November 5 marked 20 years since California voters approved Proposition 209—also known as the California Civil Rights Initiative—by a margin of 54 to 46 percent. This measure ended racial, ethnic, and gender preferences in state-college admissions, state employment, and state contracting. Opponents claimed that Prop. 209 would bring on the end of affirmative action, but state colleges and universities could still cast the widest possible net for admissions and extend a hand to minority students on an economic basis.

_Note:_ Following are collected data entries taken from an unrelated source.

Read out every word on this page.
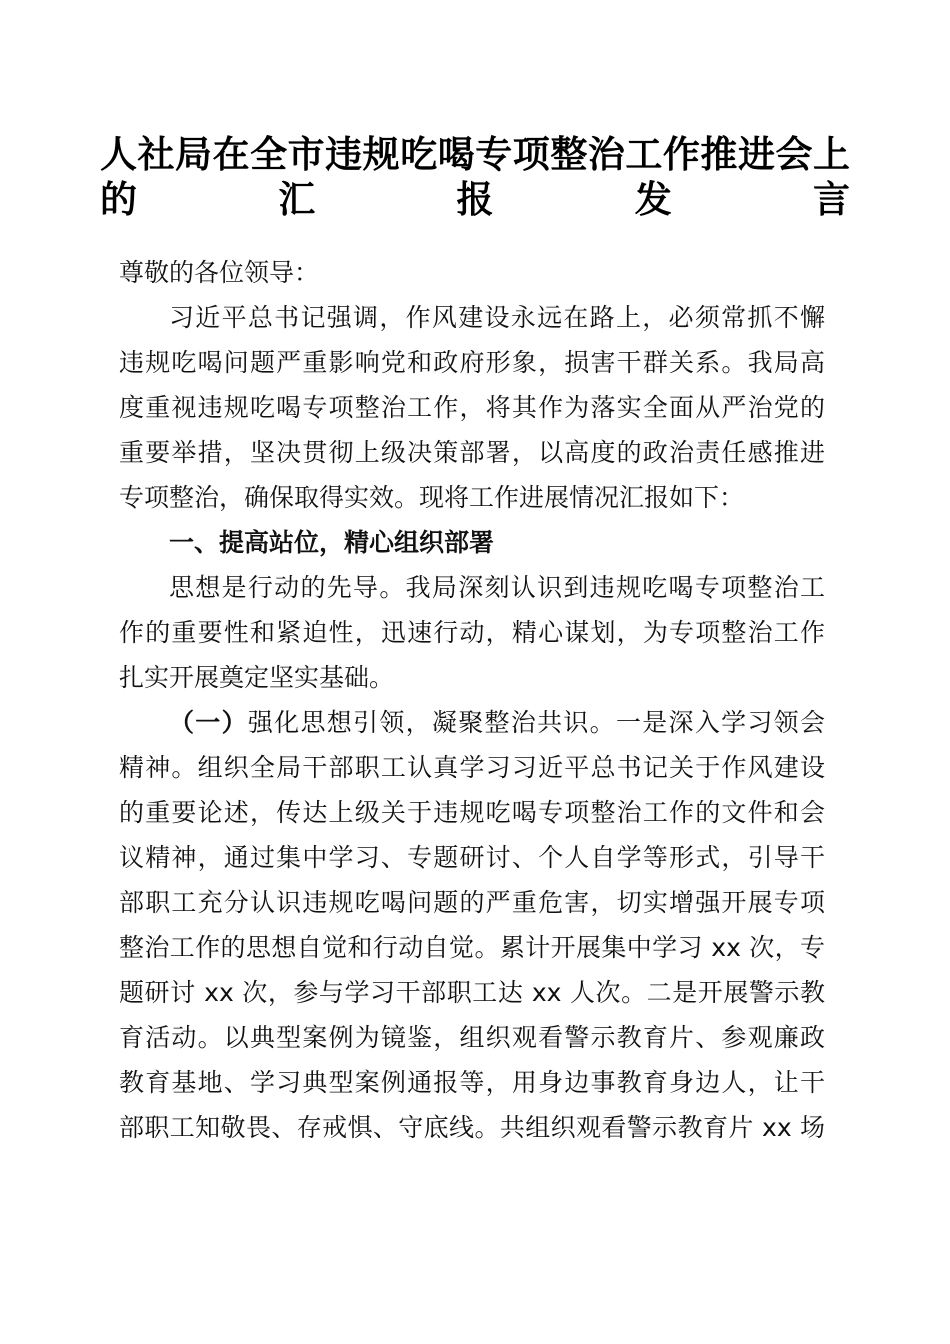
人社局在全市违规吃喝专项整治工作推进会上
的汇报发言
尊敬的各位领导：
习近平总书记强调，作风建设永远在路上，必须常抓不懈
违规吃喝问题严重影响党和政府形象，损害干群关系。我局高
度重视违规吃喝专项整治工作，将其作为落实全面从严治党的
重要举措，坚决贯彻上级决策部署，以高度的政治责任感推进
专项整治，确保取得实效。现将工作进展情况汇报如下：
一、提高站位，精心组织部署
思想是行动的先导。我局深刻认识到违规吃喝专项整治工
作的重要性和紧迫性，迅速行动，精心谋划，为专项整治工作
扎实开展奠定坚实基础。
（一）强化思想引领，凝聚整治共识。一是深入学习领会
精神。组织全局干部职工认真学习习近平总书记关于作风建设
的重要论述，传达上级关于违规吃喝专项整治工作的文件和会
议精神，通过集中学习、专题研讨、个人自学等形式，引导干
部职工充分认识违规吃喝问题的严重危害，切实增强开展专项
整治工作的思想自觉和行动自觉。累计开展集中学习 xx 次，专
题研讨 xx 次，参与学习干部职工达 xx 人次。二是开展警示教
育活动。以典型案例为镜鉴，组织观看警示教育片、参观廉政
教育基地、学习典型案例通报等，用身边事教育身边人，让干
部职工知敬畏、存戒惧、守底线。共组织观看警示教育片 xx 场
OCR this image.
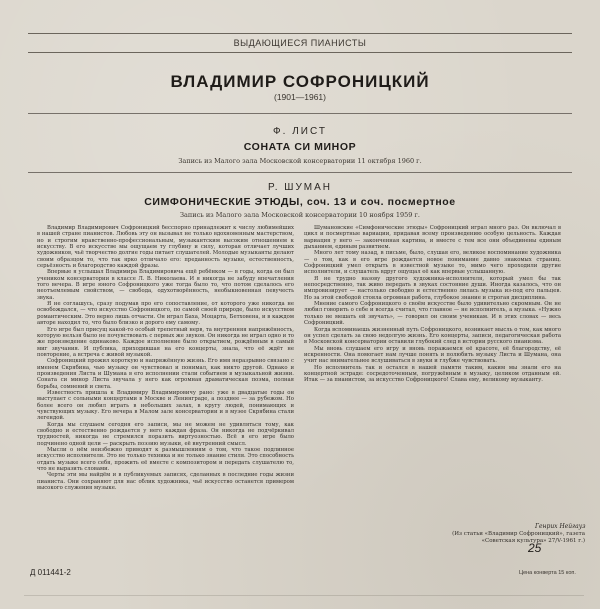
ВЫДАЮЩИЕСЯ ПИАНИСТЫ
ВЛАДИМИР СОФРОНИЦКИЙ
(1901—1961)
Ф. ЛИСТ
СОНАТА СИ МИНОР
Запись из Малого зала Московской консерватории 11 октября 1960 г.
Р. ШУМАН
СИМФОНИЧЕСКИЕ ЭТЮДЫ, соч. 13 и соч. посмертное
Запись из Малого зала Московской консерватории 10 ноября 1959 г.

Владимир Владимирович Софроницкий бесспорно принадлежит к числу любимейших в нашей стране пианистов. Любовь эту он вызывал не только вдохновенным мастерством, но и строгим нравственно-профессиональным, музыкантским высоким отношением к искусству. В его искусстве мы ощущаем ту глубину и силу, которая отличает лучших художников, чьё творчество долгие годы питает слушателей. Молодые музыканты делают своим образцом то, что так ярко отличало его: преданность музыке, естественность, серьёзность и благородство каждой фразы.

Впервые я услышал Владимира Владимировича ещё ребёнком — в годы, когда он был учеником консерватории в классе Л. В. Николаева. И я никогда не забуду впечатления того вечера. В игре юного Софроницкого уже тогда было то, что потом сделалось его неотъемлемым свойством, — свобода, одухотворённость, необыкновенная певучесть звука.

Я не соглашусь, сразу подумав про его сопоставление, от которого уже никогда не освобождался, — что искусство Софроницкого, по самой своей природе, было искусством романтическим. Это верно лишь отчасти. Он играл Баха, Моцарта, Бетховена, и в каждом авторе находил то, что было близко и дорого ему самому.

Его игре был присущ какой-то особый трепетный нерв, та внутренняя напряжённость, которую нельзя было не почувствовать с первых же звуков. Он никогда не играл одно и то же произведение одинаково. Каждое исполнение было открытием, рождённым в самый миг звучания. И публика, приходившая на его концерты, знала, что её ждёт не повторение, а встреча с живой музыкой.

Софроницкий прожил короткую и напряжённую жизнь. Его имя неразрывно связано с именем Скрябина, чью музыку он чувствовал и понимал, как никто другой. Однако и произведения Листа и Шумана в его исполнении стали событием в музыкальной жизни. Соната си минор Листа звучала у него как огромная драматическая поэма, полная борьбы, сомнений и света.

Известность пришла к Владимиру Владимировичу рано: уже в двадцатые годы он выступает с сольными концертами в Москве и Ленинграде, а позднее — за рубежом. Но более всего он любил играть в небольших залах, в кругу людей, понимающих и чувствующих музыку. Его вечера в Малом зале консерватории и в музее Скрябина стали легендой.

Когда мы слушаем сегодня его записи, мы не можем не удивляться тому, как свободно и естественно рождается у него каждая фраза. Он никогда не подчёркивал трудностей, никогда не стремился поразить виртуозностью. Всё в его игре было подчинено одной цели — раскрыть поэзию музыки, её внутренний смысл.

Мысли о нём неизбежно приводят к размышлениям о том, что такое подлинное искусство исполнителя. Это не только техника и не только знание стиля. Это способность отдать музыке всего себя, прожить её вместе с композитором и передать слушателю то, что не выразить словами.

Черты эти мы найдём и в публикуемых записях, сделанных в последние годы жизни пианиста. Они сохраняют для нас облик художника, чьё искусство останется примером высокого служения музыке.

Шумановские «Симфонические этюды» Софроницкий играл много раз. Он включал в цикл и посмертные вариации, придавая всему произведению особую цельность. Каждая вариация у него — законченная картина, и вместе с тем все они объединены единым дыханием, единым развитием.

Много лет тому назад, в письме, было, слушая его, великое воспоминание художника — о том, как в его игре рождается новое понимание давно знакомых страниц. Софроницкий умел открыть в известной музыке то, мимо чего проходили другие исполнители, и слушатель вдруг ощущал её как впервые услышанную.

Я не трудно назову другого художника-исполнителя, который умел бы так непосредственно, так живо передать в звуках состояние души. Иногда казалось, что он импровизирует — настолько свободно и естественно лилась музыка из-под его пальцев. Но за этой свободой стояла огромная работа, глубокое знание и строгая дисциплина.

Мнение самого Софроницкого о своём искусстве было удивительно скромным. Он не любил говорить о себе и всегда считал, что главное — не исполнитель, а музыка. «Нужно только не мешать ей звучать», — говорил он своим ученикам. И в этих словах — весь Софроницкий.

Когда вспоминаешь жизненный путь Софроницкого, возникает мысль о том, как много он успел сделать за свою недолгую жизнь. Его концерты, записи, педагогическая работа в Московской консерватории оставили глубокий след в истории русского пианизма.

Мы вновь слушаем его игру и вновь поражаемся её красоте, её благородству, её искренности. Она помогает нам лучше понять и полюбить музыку Листа и Шумана, она учит нас внимательнее вслушиваться в звуки и глубже чувствовать.

Но исполнитель так и остался в нашей памяти таким, каким мы знали его на концертной эстраде: сосредоточенным, погружённым в музыку, целиком отданным ей. Итак — за пианистом, за искусство Софроницкого! Слава ему, великому музыканту.

Генрих Нейгауз
(Из статьи «Владимир Софроницкий», газета «Советская культура» 27/V-1961 г.)
25
Цена конверта 15 коп.
Д 011441-2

The disaster that opponents predicted would result from Proposition 209 never occurred. As Thomas Sowell noted in his 2013 book Intellectuals and Race, declines in minority enrollment at UCLA and Berkeley were offset by increases at other University of California campuses. More important, the number of African-American and Hispanic students graduating from the UC system went up, including a 55 percent increase in those graduating in four years with a GPA of 3.5 or higher. Still, critics maintain that Proposition 209 harmed “diversity.” In bureaucratic parlance, “diversity” means that all institutions should precisely reflect the racial or ethnic proportions of the population. If they don’t, the reason must be deliberate discrimination, and the only remedy is government action—namely, racial and ethnic preferences of the type that the University of California imposed before Proposition 209.

The proportionality dogma isn’t law, yet politically correct administrators believe that some groups are “overrepresented,” that is, there are “too many” of some kinds of people on campus. This usually means Asians, targets of much discrimination in California history. In recent years, UC campuses have bulked up on high-salaried diversity bureaucrats. In similar style, the city of Sacramento has created a new position for a “diversity manager.” Politicians have also deployed measures such as the 2012 Senate Constitutional Amendement 5, sponsored by West Covina Democrat Ed Hernandez, who claimed it would ensure that universities would “reflect the diversity of the state.” Asian groups cried foul, and Assembly Speaker John Pérez, a Los Angeles Democrat, returned SCA 5 to the Senate without a vote. 

The 30th anniversary of another historic California ballot measure passed without notice in November. On November 4, 1986, California voters passed Proposition 63, the Official Language of California Amendment. This measure directs the state legislature to “preserve the role of English as the state’s common language” and refrain from “passing laws which diminish or ignore the role of English as the state’s common language.” Seventy-three percent of California voters approved the measure, a landslide by any definition, and it’s still on the books. So what has the government of California done over the last 30 years to ensure that the democratic will of the people was respected? Nothing; they ignored it. “In short, state legislators and public officials acted as if Prop. 63 never existed,” wrote Orange County Register columnist Gordon Dillow in 2006. As this writer, an immigrant, can testify, some level of proficiency in English is a requirement for American citizenship, which, in turn, is a requirement for voting. Yet, in 2016, the California voter guide came in English and, count ‘em, six other languages: Spanish, Korean, Chinese, Japanese, Tagalog, and Vietnamese. With 17 propositions to translate into seven languages, the voter guide packed the heft of a phone book.

A raft of stories accompanied October’s tenth anniversary of the passage of California’s “historic climate law,” yet not a single one commemorated the passage of successful propositions to end racial quotas and establish English as the official state language. Sadly, the Golden State’s political class and old-line establishment media remain out of touch with the people.